She had been like this for hours, James realised, just lying on the bed with her pain.
‘Go,’ Leila said.
‘I can’t.’
‘Please.’
He made it to the kitchen and found some green tea bags, which were the only remotely herbal thing James had, and added some honey, no doubt from the wrong bees, and brought it in to her.
‘It’s nice,’ Leila said, and sipped the hot tea.
‘I didn’t have orange blossom honey though,’ James said. ‘We’ll have to do a Leila shop tomorrow.’
It was the saddest thing he had ever seen—watching her trying and failing to smile for him.
He got undressed and got into bed; no sex was going to fix this and so he held her instead.
Don’t disown me, she wanted to say.
Please don’t hurt me.
Please don’t come home stinking of perfume.
Even pretend to love me, just never let me know that you don’t.
Her mother’s words had more than stung, they had crushed, and she didn’t know what to believe anymore.
His hand was on her stomach, the reason he was here perhaps.
‘She called the baby a dirty street bastard,’ Leila finally spoke.
‘Excuse me!’ James said, perhaps a little too loudly for her fragile state, but as the baby kicked and she realised he was talking on behalf of the baby, now Leila managed a pale smile. ‘I think someone’s rather offended,’ James said as the baby kicked again, and he rubbed her stomach. ‘Tell your mother,’ he said to their child, ‘that we can fix that and I’ll marry her any day that she wants.’

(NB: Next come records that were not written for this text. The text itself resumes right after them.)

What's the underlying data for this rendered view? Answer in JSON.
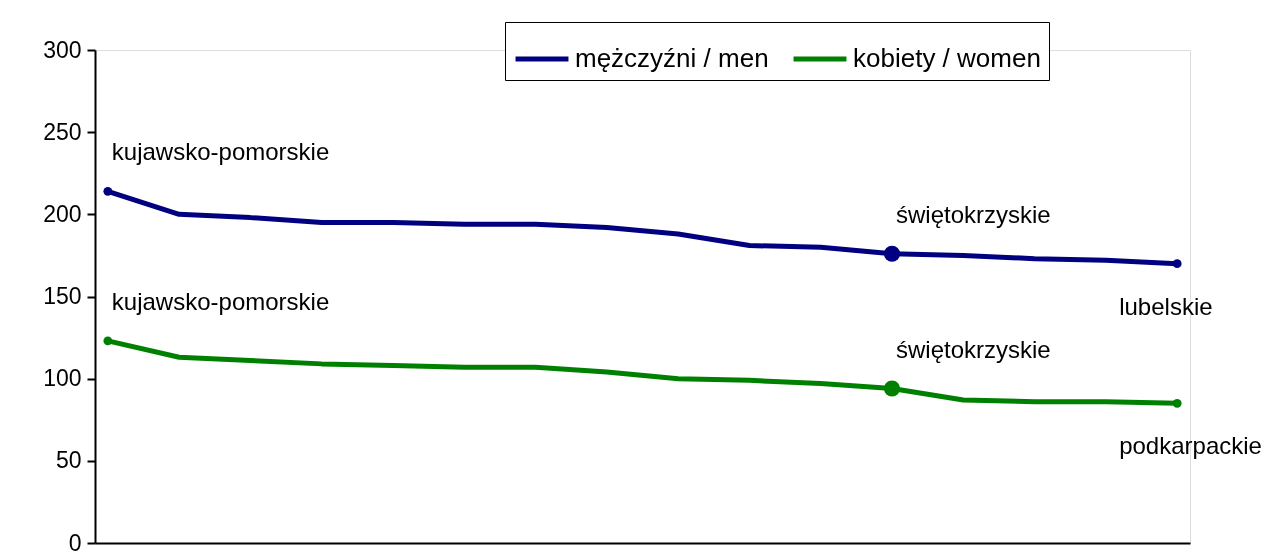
{
  "chart_data": {
    "type": "line",
    "categories": [
      null,
      null,
      null,
      null,
      null,
      null,
      null,
      null,
      null,
      null,
      null,
      null,
      null,
      null,
      null,
      null
    ],
    "series": [
      {
        "name": "mężczyźni / men",
        "color": "#000080",
        "values": [
          214,
          200,
          198,
          195,
          195,
          194,
          194,
          192,
          188,
          181,
          180,
          176,
          175,
          173,
          172,
          170
        ]
      },
      {
        "name": "kobiety / women",
        "color": "#008000",
        "values": [
          123,
          113,
          111,
          109,
          108,
          107,
          107,
          104,
          100,
          99,
          97,
          94,
          87,
          86,
          86,
          85
        ]
      },
      {
        "type": "bubble",
        "color": "#000080",
        "values": [
          214,
          null,
          null,
          null,
          null,
          null,
          null,
          null,
          null,
          null,
          null,
          176,
          null,
          null,
          null,
          170
        ],
        "sizes": [
          0.3,
          null,
          null,
          null,
          null,
          null,
          null,
          null,
          null,
          null,
          null,
          1,
          null,
          null,
          null,
          0.3
        ]
      },
      {
        "type": "bubble",
        "color": "#008000",
        "values": [
          123,
          null,
          null,
          null,
          null,
          null,
          null,
          null,
          null,
          null,
          null,
          94,
          null,
          null,
          null,
          85
        ],
        "sizes": [
          0.3,
          null,
          null,
          null,
          null,
          null,
          null,
          null,
          null,
          null,
          null,
          1,
          null,
          null,
          null,
          0.3
        ]
      }
    ],
    "ylim": [
      0,
      300
    ],
    "yticks": [
      0,
      50,
      100,
      150,
      200,
      250,
      300
    ],
    "grid": false,
    "legend": "top",
    "line_style": "solid",
    "tick_labels": "y",
    "annotations": [
      "kujawsko-pomorskie",
      "świętokrzyskie",
      "lubelskie",
      "kujawsko-pomorskie",
      "świętokrzyskie",
      "podkarpackie"
    ]
  }
}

‘You can’t fix this, James.’
No, but he could make contact with Zayn, James thought, especially when later she cried in the night, for so wretched were her tears.
* * *
He was up and dressed and certainly he would not be late for Manu this morning.
‘I’ve got meetings till six,’ James said, knowing that Manu flew back tonight. ‘Will you be okay?’
‘We have the ultrasound at two.’
‘Of course we do.’ James eyes briefly shuttered. ‘I’ll meet you there at ten to two.’
He’d forgotten, Leila decided.
He paused; a part of him wanted to tell her his plans, but the other part of him that was terrified of promising something he could not achieve was confirmed when he met a stony-faced Manu in the foyer of The Chatsfield.
‘What the hell?’ Manu demanded.
She handed him a newspaper and James looked. Their kiss in Central Park had been captured—even worse, his hand was on her breast.
‘I didn’t think anyone was around...’
‘We’re not discussing this here,’ Manu said. ‘I’ve booked a business suite on the seventeenth floor.’
Manu swiped the door and they stepped into the suite and then set straight to work. Manu took the newspaper from him and James didn’t really need to be told how bad it looked.
‘I didn’t know there was anyone nearby and certainly not someone with a camera.’
‘Your hand is on her breast,’ Manu said. ‘While I get that you want to fool the public here that your relationship is real, talk about a slap in the face for her parents and for her brother...’
James blew out. He wasn’t trying to fool anyone now; he and Leila had moved far past all that.
‘You get their virgin daughter pregnant,’ Manu said, and it felt like judgment day. ‘You leave her alone to deal with it and have been seen with other women since then...’ She just spelled it out and James could see the disgust in Manu’s eyes. ‘Yes, you propose and then you make out with her in the park.’
‘It was a kiss that went too far.’
‘Any kiss in public is a kiss that has gone too far. It is not just this kiss. You walk in the street holding her hand—that must only happen behind the closed doors of your home. Can’t you see that everything you do just further insults not only her family, it insults Leila. You’re not even married...’
‘About that, I don’t know if I should try and speak with her brother before or after we marry...’ James started, and then he hesitated. Forcing Leila into marriage had seemed so straightforward at the time; it had been about protecting his baby, yet even that made less sense now.
‘I’m going to discuss things with Leila,’ James said. ‘I’m going to sort out what it is that she wants. But if we do marry...’
‘Then you would need to meet face to face with her father, though I doubt that he would receive you.’
‘What about her brother?’
‘You would need a mediator, someone to approach him on your behalf.’
‘Someone like you?’ James said, but his smile was met with cold eyes.